Ralph Sallee, November 4, 2000 (from John Clark's Hawaii' Place Names)
In 1959, my wife Harriett and I decided to move to Hawai‘i, so we left our two children with a babysitter and came to Honolulu to look for a house. When we didn't have any luck finding something we liked, Harriett left early to get back to the kids, and I spent my last day in Waikiki. As I walked on the beach in front of the Royal, Charlie Amalu came up to me and asked if I'd like to help him paddle an outrigger canoe. I'd never been in one before, so I said yes. Charlie was one of the old-time beachboys, and he was helping to show some condominium units in the Sans Souci, which had just been built. He had a couple he wanted to take there by canoe, and he needed an extra paddler. We paddled to the former pier at Sans Souci Beach, and I walked through the building with them. Until then we hadn't thought about living in a condo, but when I saw the view and the surf offshore, I told Charlie I would buy two units. He couldn't believe it.

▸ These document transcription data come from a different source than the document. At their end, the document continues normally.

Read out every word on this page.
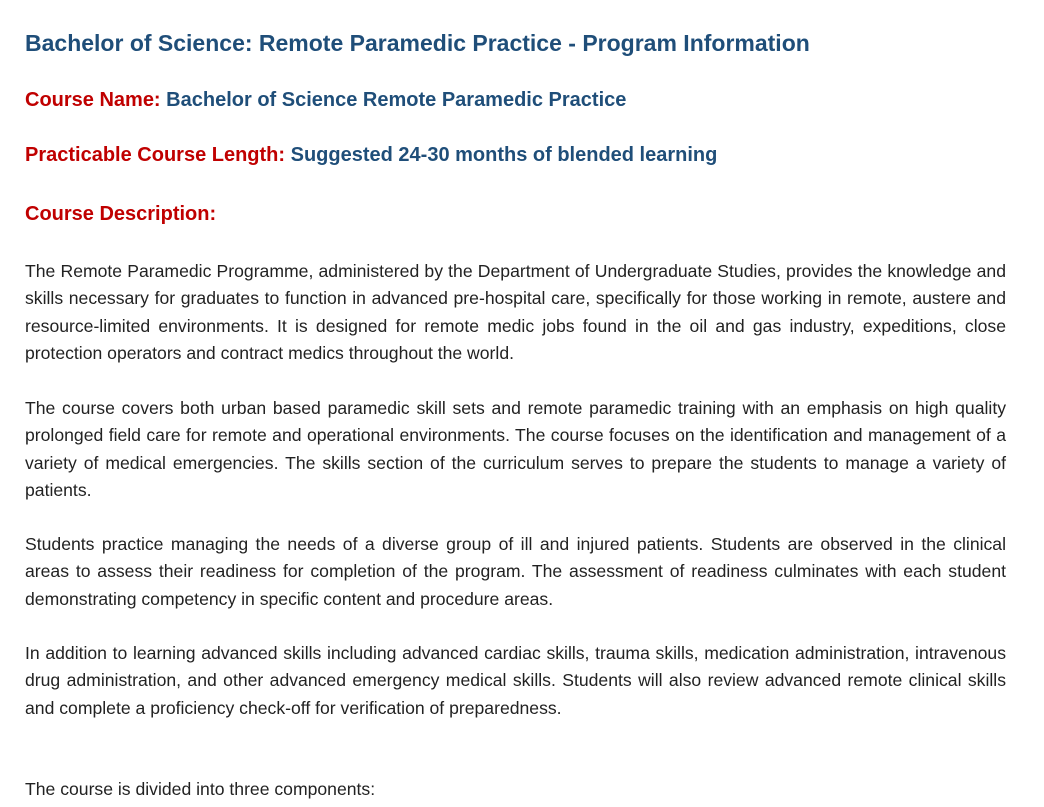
Bachelor of Science: Remote Paramedic Practice - Program Information
Course Name: Bachelor of Science Remote Paramedic Practice
Practicable Course Length: Suggested 24-30 months of blended learning
Course Description:

The Remote Paramedic Programme, administered by the Department of Undergraduate Studies, provides the knowledge and skills necessary for graduates to function in advanced pre-hospital care, specifically for those working in remote, austere and resource-limited environments. It is designed for remote medic jobs found in the oil and gas industry, expeditions, close protection operators and contract medics throughout the world.

The course covers both urban based paramedic skill sets and remote paramedic training with an emphasis on high quality prolonged field care for remote and operational environments. The course focuses on the identification and management of a variety of medical emergencies. The skills section of the curriculum serves to prepare the students to manage a variety of patients.

Students practice managing the needs of a diverse group of ill and injured patients. Students are observed in the clinical areas to assess their readiness for completion of the program. The assessment of readiness culminates with each student demonstrating competency in specific content and procedure areas.

In addition to learning advanced skills including advanced cardiac skills, trauma skills, medication administration, intravenous drug administration, and other advanced emergency medical skills. Students will also review advanced remote clinical skills and complete a proficiency check-off for verification of preparedness.

The course is divided into three components:
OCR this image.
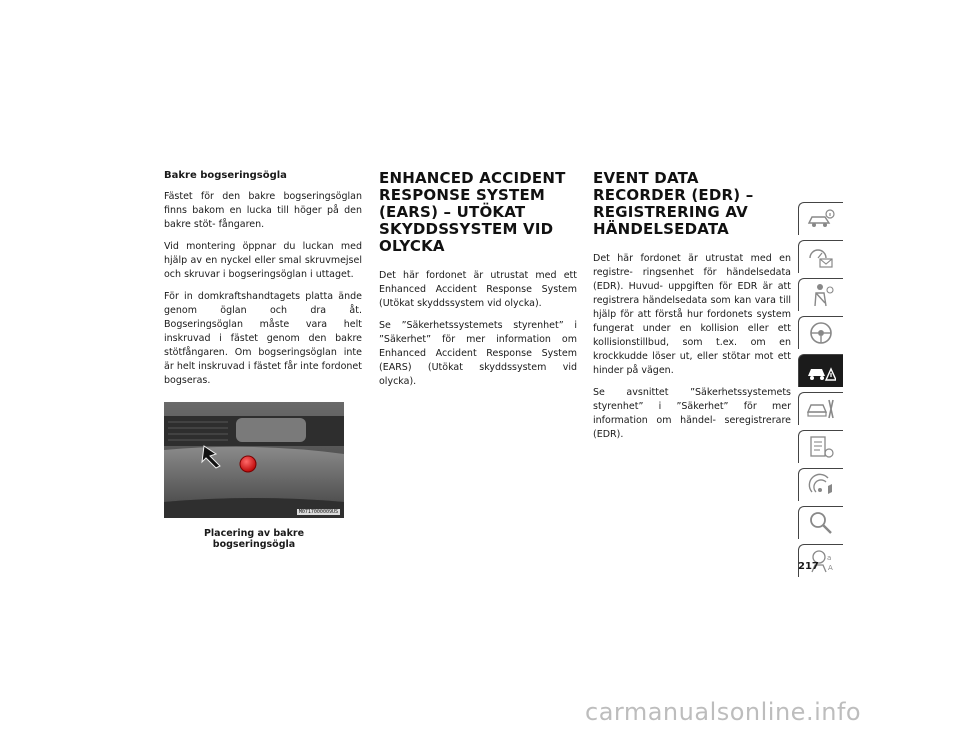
Bakre bogseringsögla

Fästet för den bakre bogseringsöglan finns bakom en lucka till höger på den bakre stöt- fångaren.

Vid montering öppnar du luckan med hjälp av en nyckel eller smal skruvmejsel och skruvar i bogseringsöglan i uttaget.

För in domkraftshandtagets platta ände genom öglan och dra åt. Bogseringsöglan måste vara helt inskruvad i fästet genom den bakre stötfångaren. Om bogseringsöglan inte är helt inskruvad i fästet får inte fordonet bogseras.

M0717000009US
Placering av bakre bogseringsögla
ENHANCED ACCIDENT RESPONSE SYSTEM (EARS) – UTÖKAT SKYDDSSYSTEM VID OLYCKA

Det här fordonet är utrustat med ett Enhanced Accident Response System (Utökat skyddssystem vid olycka).

Se ”Säkerhetssystemets styrenhet” i ”Säkerhet” för mer information om Enhanced Accident Response System (EARS) (Utökat skyddssystem vid olycka).

EVENT DATA RECORDER (EDR) – REGISTRERING AV HÄNDELSEDATA

Det här fordonet är utrustat med en registre- ringsenhet för händelsedata (EDR). Huvud- uppgiften för EDR är att registrera händelsedata som kan vara till hjälp för att förstå hur fordonets system fungerat under en kollision eller ett kollisionstillbud, som t.ex. om en krockkudde löser ut, eller stötar mot ett hinder på vägen.

Se avsnittet ”Säkerhetssystemets styrenhet” i ”Säkerhet” för mer information om händel- seregistrerare (EDR).

a
A
217
carmanualsonline.info
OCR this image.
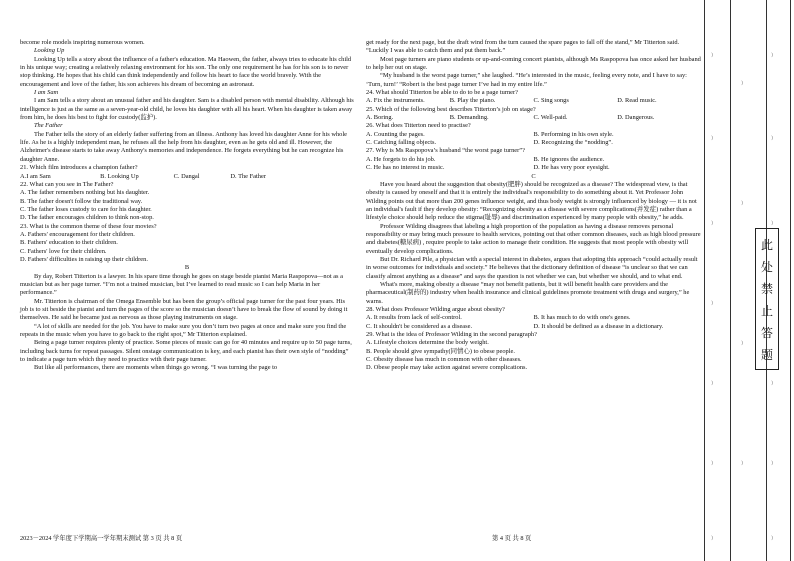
become role models inspiring numerous women.

Looking Up

Looking Up tells a story about the influence of a father's education. Ma Haowen, the father, always tries to educate his child in his unique way; creating a relatively relaxing environment for his son. The only one requirement he has for his son is to never stop thinking. He hopes that his child can think independently and follow his heart to face the world bravely. With the encouragement and love of the father, his son achieves his dream of becoming an astronaut.

I am Sam

I am Sam tells a story about an unusual father and his daughter. Sam is a disabled person with mental disability. Although his intelligence is just as the same as a seven-year-old child, he loves his daughter with all his heart. When his daughter is taken away from him, he does his best to fight for custody(监护).

The Father

The Father tells the story of an elderly father suffering from an illness. Anthony has loved his daughter Anne for his whole life. As he is a highly independent man, he refuses all the help from his daughter, even as he gets old and ill. However, the Alzheimer's disease starts to take away Anthony's memories and independence. He forgets everything but he can recognize his daughter Anne.

21. Which film introduces a champion father?

A.I am Sam	B. Looking Up	C. Dangal	D. The Father

22. What can you see in The Father?

A. The father remembers nothing but his daughter.

B. The father doesn't follow the traditional way.

C. The father loses custody to care for his daughter.

D. The father encourages children to think non-stop.

23. What is the common theme of these four movies?

A. Fathers' encouragement for their children.

B. Fathers' education to their children.

C. Fathers' love for their children.

D. Fathers' difficulties in raising up their children.

B

By day, Robert Titterton is a lawyer. In his spare time though he goes on stage beside pianist Maria Raspopova—not as a musician but as her page turner. “I’m not a trained musician, but I’ve learned to read music so I can help Maria in her performance.”

Mr. Titterton is chairman of the Omega Ensemble but has been the group’s official page turner for the past four years. His job is to sit beside the pianist and turn the pages of the score so the musician doesn’t have to break the flow of sound by doing it themselves. He said he became just as nervous as those playing instruments on stage.

“A lot of skills are needed for the job. You have to make sure you don’t turn two pages at once and make sure you find the repeats in the music when you have to go back to the right spot,” Mr Titterton explained.

Being a page turner requires plenty of practice. Some pieces of music can go for 40 minutes and require up to 50 page turns, including back turns for repeat passages. Silent onstage communication is key, and each pianist has their own style of “nodding” to indicate a page turn which they need to practice with their page turner.

But like all performances, there are moments when things go wrong. “I was turning the page to

get ready for the next page, but the draft wind from the turn caused the spare pages to fall off the stand,” Mr Titterton said. “Luckily I was able to catch them and put them back.”

Most page turners are piano students or up-and-coming concert pianists, although Ms Raspopova has once asked her husband to help her out on stage.

“My husband is the worst page turner,” she laughed. “He’s interested in the music, feeling every note, and I have to say: ‘Turn, turn!’ “Robert is the best page turner I’ve had in my entire life.”

24. What should Titterton be able to do to be a page turner?

A. Fix the instruments.	B. Play the piano.	C. Sing songs	D. Read music.

25. Which of the following best describes Titterton’s job on stage?

A. Boring.	B. Demanding.	C. Well-paid.	D. Dangerous.

26. What does Titterton need to practise?

A. Counting the pages.	B. Performing in his own style.
C. Catching falling objects.	D. Recognizing the “nodding”.

27. Why is Ms Raspopova’s husband “the worst page turner”?

A. He forgets to do his job.	B. He ignores the audience.
C. He has no interest in music.	D. He has very poor eyesight.

C

Have you heard about the suggestion that obesity(肥胖) should be recognized as a disease? The widespread view, is that obesity is caused by oneself and that it is entirely the individual's responsibility to do something about it. Yet Professor John Wilding points out that more than 200 genes influence weight, and thus body weight is strongly influenced by biology — it is not an individual's fault if they develop obesity: “Recognizing obesity as a disease with severe complications(并发症) rather than a lifestyle choice should help reduce the stigma(耻辱) and discrimination experienced by many people with obesity,” he adds.

Professor Wilding disagrees that labeling a high proportion of the population as having a disease removes personal responsibility or may bring much pressure to health services, pointing out that other common diseases, such as high blood pressure and diabetes(糖尿病) , require people to take action to manage their condition. He suggests that most people with obesity will eventually develop complications.

But Dr. Richard Pile, a physician with a special interest in diabetes, argues that adopting this approach “could actually result in worse outcomes for individuals and society.” He believes that the dictionary definition of disease “is unclear so that we can classify almost anything as a disease” and says the question is not whether we can, but whether we should, and to what end.

What's more, making obesity a disease “may not benefit patients, but it will benefit health care providers and the pharmaceutical(制药的) industry when health insurance and clinical guidelines promote treatment with drugs and surgery,” he warns.

28. What does Professor Wilding argue about obesity?

A. It results from lack of self-control.	B. It has much to do with one's genes.
C. It shouldn't be considered as a disease.	D. It should be defined as a disease in a dictionary.

29. What is the idea of Professor Wilding in the second paragraph?

A. Lifestyle choices determine the body weight.

B. People should give sympathy(同情心) to obese people.

C. Obesity disease has much in common with other diseases.

D. Obese people may take action against severe complications.

2023－2024 学年度下学期高一学年期末测试 第 3 页 共 8 页	第 4 页 共 8 页
）
）
）
）
）
）
）
）
）
）
）
）
）
）
）
）
）
此
处
禁
止
答
题
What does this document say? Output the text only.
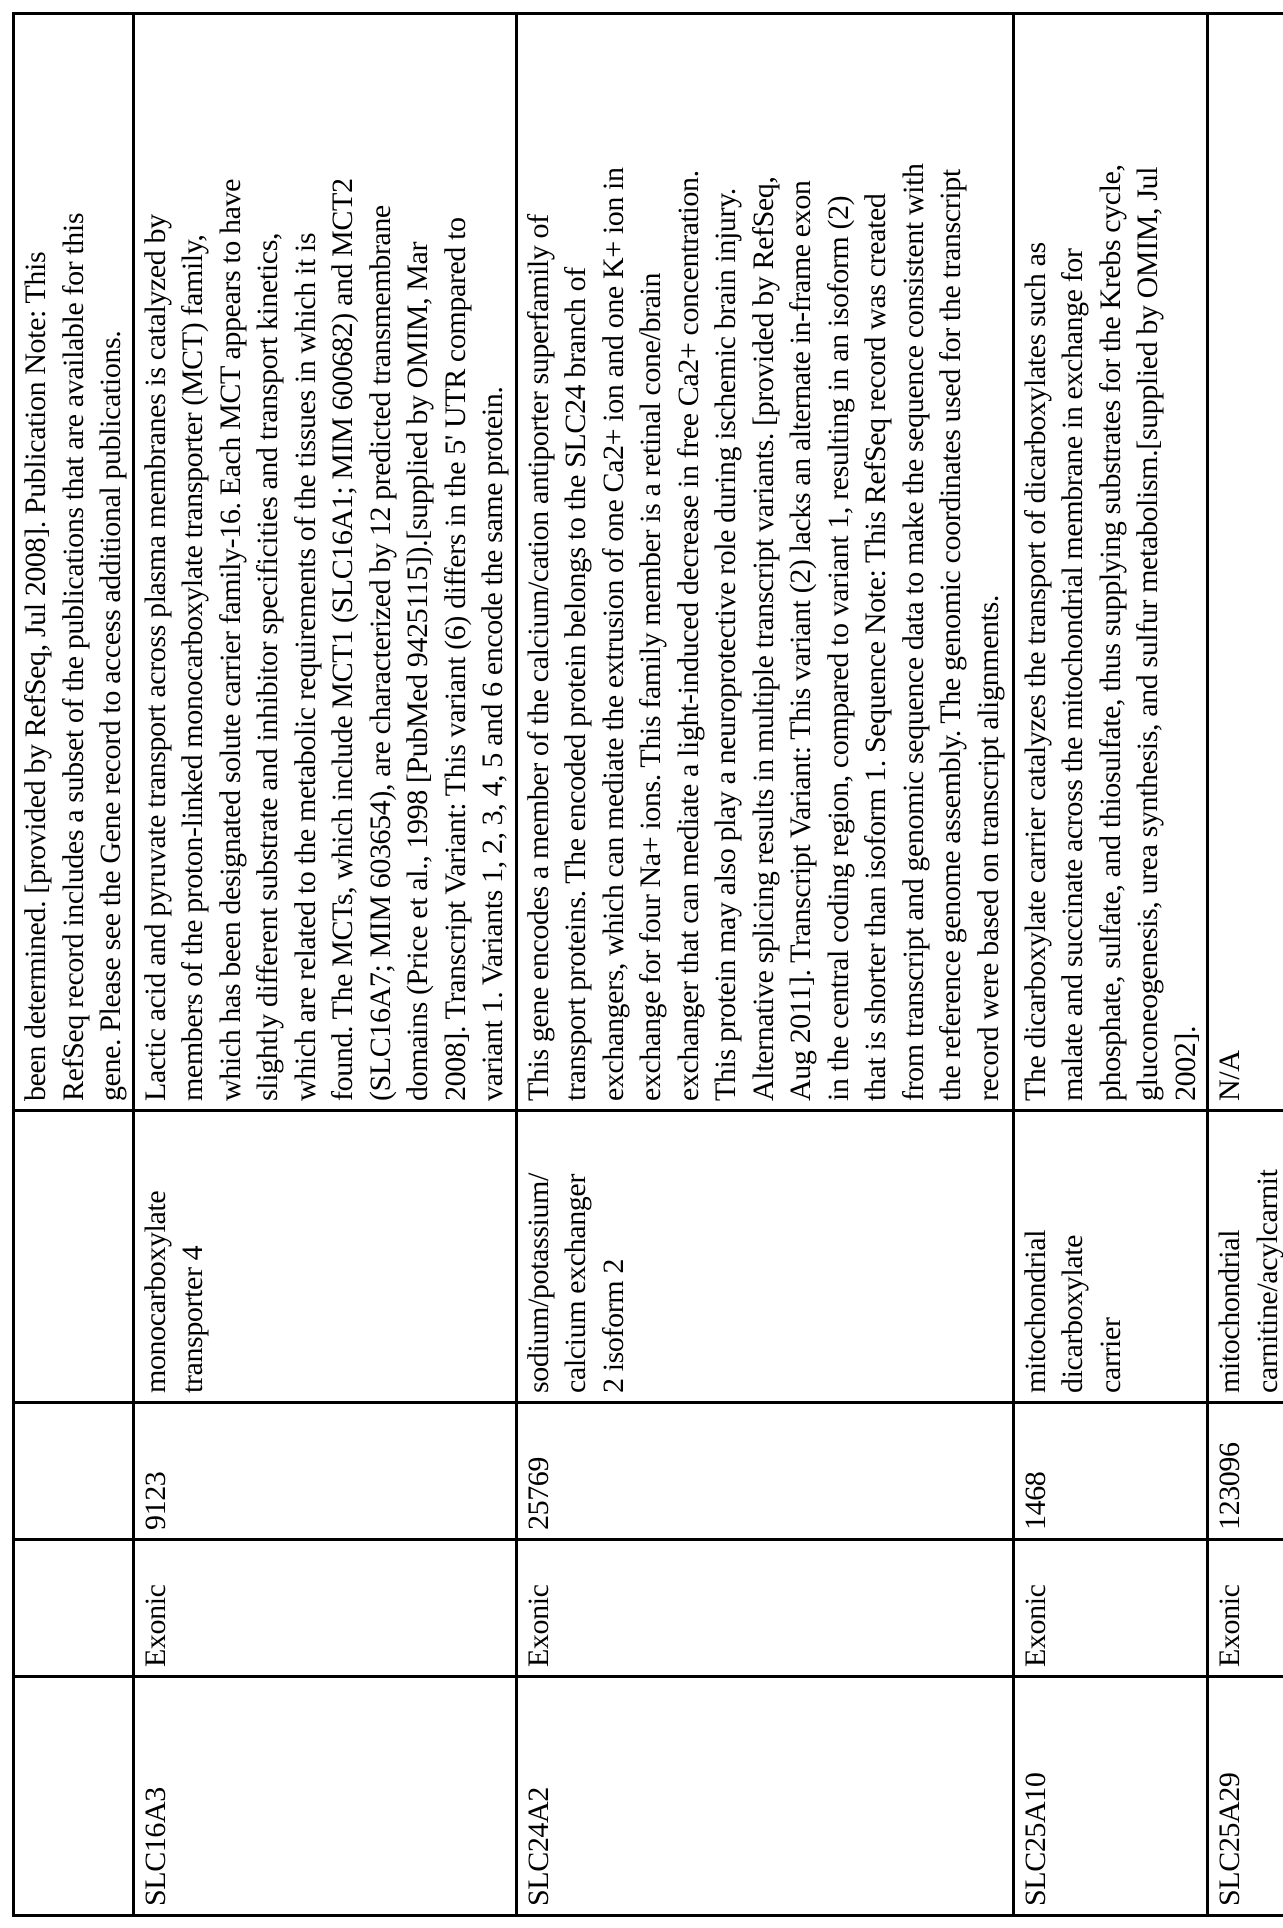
been determined. [provided by RefSeq, Jul 2008]. Publication Note: This RefSeq record includes a subset of the publications that are available for this gene. Please see the Gene record to access additional publications.

SLC16A3

Exonic

9123

monocarboxylate transporter 4

Lactic acid and pyruvate transport across plasma membranes is catalyzed by members of the proton-linked monocarboxylate transporter (MCT) family, which has been designated solute carrier family-16. Each MCT appears to have slightly different substrate and inhibitor specificities and transport kinetics, which are related to the metabolic requirements of the tissues in which it is found. The MCTs, which include MCT1 (SLC16A1; MIM 600682) and MCT2 (SLC16A7; MIM 603654), are characterized by 12 predicted transmembrane domains (Price et al., 1998 [PubMed 9425115]).[supplied by OMIM, Mar 2008]. Transcript Variant: This variant (6) differs in the 5' UTR compared to variant 1. Variants 1, 2, 3, 4, 5 and 6 encode the same protein.

SLC24A2

Exonic

25769

sodium/potassium/ calcium exchanger 2 isoform 2

This gene encodes a member of the calcium/cation antiporter superfamily of transport proteins. The encoded protein belongs to the SLC24 branch of exchangers, which can mediate the extrusion of one Ca2+ ion and one K+ ion in exchange for four Na+ ions. This family member is a retinal cone/brain exchanger that can mediate a light-induced decrease in free Ca2+ concentration. This protein may also play a neuroprotective role during ischemic brain injury. Alternative splicing results in multiple transcript variants. [provided by RefSeq, Aug 2011]. Transcript Variant: This variant (2) lacks an alternate in-frame exon in the central coding region, compared to variant 1, resulting in an isoform (2) that is shorter than isoform 1. Sequence Note: This RefSeq record was created from transcript and genomic sequence data to make the sequence consistent with the reference genome assembly. The genomic coordinates used for the transcript record were based on transcript alignments.

SLC25A10

Exonic

1468

mitochondrial dicarboxylate carrier

The dicarboxylate carrier catalyzes the transport of dicarboxylates such as malate and succinate across the mitochondrial membrane in exchange for phosphate, sulfate, and thiosulfate, thus supplying substrates for the Krebs cycle, gluconeogenesis, urea synthesis, and sulfur metabolism.[supplied by OMIM, Jul 2002].

SLC25A29

Exonic

123096

mitochondrial carnitine/acylcarnit

N/A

In 1960, Harriett, my two sons, Bob and Phil, and I started surfing the spots off the Sans Souci and soon met Floyd Bendickson, who lived nearby in the Tropic Seas. Floyd and I became surfing buddies, and we often surfed Tongg's and Old Man's, although it wasn't named yet. At that time, there was a surfer named Oscar Teller who was always out there, and he would sit for hours, often from morning till night, waiting for the best waves. Sometimes he carried a plastic bag of bananas with him, so he wouldn't have to come in for lunch. Oscar was a wonderful guy, a quiet, calm, and gentle person, and he rode a long hollow board. He was older than us, so Floyd referred to him as the "old man," and if we were out at Tongg's and we'd see Oscar, Floyd would always say, "That's the old man's surf." Naturally we started calling the spot Old Man's, but that was pretty much just our name until 1964. That's when the Outrigger Canoe Club moved from its old location on Waikiki Beach to its present one. When the Outrigger surfers heard us calling the spot Old Man's, they picked up the name and started using it themselves, and that's when the name Old Man's was really established.